Starting Monday, results of rapid antigen testing by medical professionals were accepted for travelers entering South Korea.
Health authorities on Sunday announced the implementation of the new policy the following day.
Previously, people entering the nation were obligated to submit a medical certificate stating they tested negative for COVID-19 with a PCR test taken within the last 48 hours.
However, under the new rule, people are also allowed to enter the nation upon submitting a negative rapid antigen test result issued within 24 hours prior to entry.
The latest move is expected to improve convenience and lessen cost burdens for travelers coming to South Korea, with the government noting that PCR tests are more costly and harder to obtain abroad.
The government also decided to continue allowing in-person visits at nursing homes for the time being. Initially, the rule was set to conclude last Sunday.
Meanwhile, South Korea's COVID-19 risk level was dropped to “low” across the nation for the first time since the implementation of the risk assessment system.

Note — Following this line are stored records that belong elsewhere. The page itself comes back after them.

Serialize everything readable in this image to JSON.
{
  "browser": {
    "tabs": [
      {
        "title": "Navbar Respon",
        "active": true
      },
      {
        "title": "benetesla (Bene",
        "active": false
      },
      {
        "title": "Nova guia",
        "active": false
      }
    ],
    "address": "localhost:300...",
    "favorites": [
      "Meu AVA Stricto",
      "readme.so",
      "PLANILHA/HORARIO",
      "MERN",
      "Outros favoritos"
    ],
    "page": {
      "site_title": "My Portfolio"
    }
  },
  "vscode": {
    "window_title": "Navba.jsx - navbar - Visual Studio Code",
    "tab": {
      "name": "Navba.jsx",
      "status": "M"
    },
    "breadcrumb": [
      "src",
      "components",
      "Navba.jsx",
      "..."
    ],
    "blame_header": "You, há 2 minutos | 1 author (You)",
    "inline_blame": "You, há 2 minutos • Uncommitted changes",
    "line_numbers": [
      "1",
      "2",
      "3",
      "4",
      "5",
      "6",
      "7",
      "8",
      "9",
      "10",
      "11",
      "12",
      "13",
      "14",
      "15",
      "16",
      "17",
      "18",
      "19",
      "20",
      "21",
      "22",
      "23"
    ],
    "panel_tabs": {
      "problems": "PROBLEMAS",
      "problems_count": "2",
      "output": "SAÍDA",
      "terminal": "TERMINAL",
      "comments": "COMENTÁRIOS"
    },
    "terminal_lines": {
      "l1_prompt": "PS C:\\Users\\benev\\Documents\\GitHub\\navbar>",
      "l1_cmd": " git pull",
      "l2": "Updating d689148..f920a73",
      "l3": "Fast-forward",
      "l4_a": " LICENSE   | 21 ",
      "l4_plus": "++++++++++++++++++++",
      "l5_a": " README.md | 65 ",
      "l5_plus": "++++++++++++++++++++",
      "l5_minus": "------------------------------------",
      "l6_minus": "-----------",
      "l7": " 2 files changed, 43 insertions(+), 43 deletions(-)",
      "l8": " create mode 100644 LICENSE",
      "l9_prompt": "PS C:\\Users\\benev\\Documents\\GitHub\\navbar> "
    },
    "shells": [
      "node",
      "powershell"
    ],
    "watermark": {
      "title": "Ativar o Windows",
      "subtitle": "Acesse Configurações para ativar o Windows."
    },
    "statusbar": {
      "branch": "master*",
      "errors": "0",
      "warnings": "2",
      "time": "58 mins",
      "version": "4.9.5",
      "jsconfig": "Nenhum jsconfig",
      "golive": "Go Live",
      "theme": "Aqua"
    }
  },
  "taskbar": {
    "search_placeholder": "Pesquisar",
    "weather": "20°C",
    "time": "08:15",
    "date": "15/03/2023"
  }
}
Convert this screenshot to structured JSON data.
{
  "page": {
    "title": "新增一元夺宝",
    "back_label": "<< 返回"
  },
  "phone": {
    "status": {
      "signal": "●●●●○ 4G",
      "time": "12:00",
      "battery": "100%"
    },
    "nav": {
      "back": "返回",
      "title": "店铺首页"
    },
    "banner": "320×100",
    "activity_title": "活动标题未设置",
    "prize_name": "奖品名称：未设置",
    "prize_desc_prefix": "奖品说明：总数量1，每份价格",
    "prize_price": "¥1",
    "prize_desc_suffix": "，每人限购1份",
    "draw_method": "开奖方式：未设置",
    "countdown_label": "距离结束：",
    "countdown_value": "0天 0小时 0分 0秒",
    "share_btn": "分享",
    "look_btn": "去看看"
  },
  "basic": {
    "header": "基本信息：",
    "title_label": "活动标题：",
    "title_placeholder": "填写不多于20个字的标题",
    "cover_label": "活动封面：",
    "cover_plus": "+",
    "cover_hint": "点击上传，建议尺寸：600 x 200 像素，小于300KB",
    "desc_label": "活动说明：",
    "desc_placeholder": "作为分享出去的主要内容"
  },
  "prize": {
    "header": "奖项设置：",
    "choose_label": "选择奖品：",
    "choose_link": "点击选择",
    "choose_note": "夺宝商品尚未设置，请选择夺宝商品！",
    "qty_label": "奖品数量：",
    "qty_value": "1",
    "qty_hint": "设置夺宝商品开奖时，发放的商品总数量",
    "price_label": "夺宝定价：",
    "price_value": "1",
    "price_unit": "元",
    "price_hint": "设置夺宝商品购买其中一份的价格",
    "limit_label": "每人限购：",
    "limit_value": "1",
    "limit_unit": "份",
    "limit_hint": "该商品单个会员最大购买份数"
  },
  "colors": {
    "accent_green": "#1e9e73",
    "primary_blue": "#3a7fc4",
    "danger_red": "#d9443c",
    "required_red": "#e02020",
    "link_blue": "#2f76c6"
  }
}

The Central Disease Control Headquarters on Tuesday assessed the COVID-19 risk levels for the capital and all other regions as “low” for the third week of May, from the 15th to the 21st.
The number of new infections totaled 181-thousand last week, dropping for the ninth consecutive week since late March.
The infection reproduction number stood at point-eight-three, remaining below one for eight straight weeks.
This marks the first time the entire country was assessed to be low-risk since the government adopted the system last November with the launch of its “Living with COVID-19” scheme.
The level remained at “very high” from early November to late December of last year as well as during March of this year.